The historical tone of it, even now, is set by the Venetians who dominated its commerce for so long. There are two small islands in the harbour, and from my usual vantage point on the quay they look exactly like islands of the Venetian lagoon — those ‘humped islands’ that Shelley celebrated, running away from a far grander waterfront towards a colder sea. This is not surprising, for the buildings on them are mostly Venetian: the nearer island, still called the Lazaretto, was the Venetian quarantine station, now a jolly pleasure-garden. The further and larger one, still called Isola San Pietro, still crowned with a campanile, was leased to the Venetians as a place of confinement for prisoners-of-war and their own miscreants, and the gloomy barracks they built upon it are today Hav’s only penitentiary — ‘a windowless, deformed and dreary pile,/Such a one as age to age might add, for uses vile…’

Then to my left, heavily arched and graced with sundry escutcheons, most of them so worn away as to be unrecognizable, stands the Fondaco di Cina, the biggest Venetian commercial building outside Venice, through which in its heyday an astonishing proportion of all the eastern trade, from Russia, from Central Asia, from the Levant, from Persia and of course from China itself was trans-shipped. In medieval times there were repeated rumours that the Venetians were about to annex Hav, as the last in their chain of islands and peninsular strongholds guarding the eastern trade routes, and looking at this building it is easy to understand why. Though it was built in Arab territory, it is an unmistakably imperial structure — just as commanding as anything the Serenissirna erected in Crete, Cyprus or Corfu. It was partly a warehouse indeed, and partly a hostelry for the Venetian merchants resident in Hav, but it was also a base for the Venetian galleys based here, with slips and sheds alongside for their careening and repair. The sheds are still there, like aircraft hangars: on top of the stone pillar outside there used to stand the Lion of St Mark, bravely demonstrating his gospel upon this waterfront of Islam.
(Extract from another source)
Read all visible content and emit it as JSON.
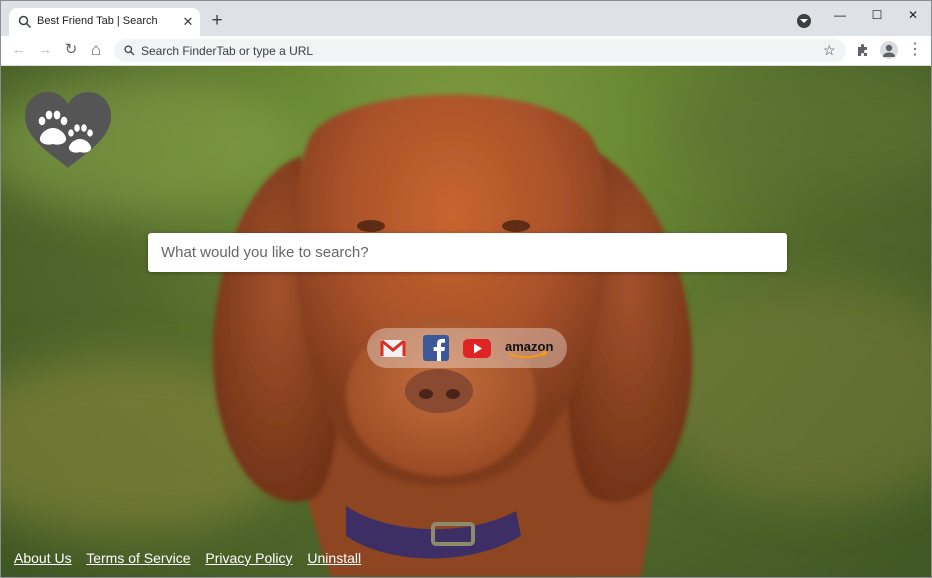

The Fondaco now is everything under the sun, as ancient waterfront buildings ought to be — in the West it would long ago have been prettied up with souvenir hops and net-hung restaurants. There are chandlers and junk shops, and alcoves stacked with crates, sacks and broken baskets, and hole-in-corner currency dealers, and financial concerns in upstairs offices whose small name-plates are hard to make out in the shadows of their passages — Cosmopolitan Forwarding SA is one, and another is Ahmed Khalid, Hav, Dubai and Jeddah. Mr S. Assuyian announces himself as Lloyd’s Agent and Representative of Lloyd Triestino. World-wide Preferential Shipping Tariffs are offered, in several languages, by a firm surprisingly named Butterworth and Sons. The great central courtyard of the Fondaco, where once the silks and spices were stored, is now an apparently insoluble shambles of trucks, wagons, cars and motorbikes, squeezing themselves in and out through the narrow street entrance at the back. And above the grand front gate on the quayside, in the apartment I suppose of the old Venetian factory governor, sits Mr Chimoun, the Captain of the Port, a masterly Lebanese.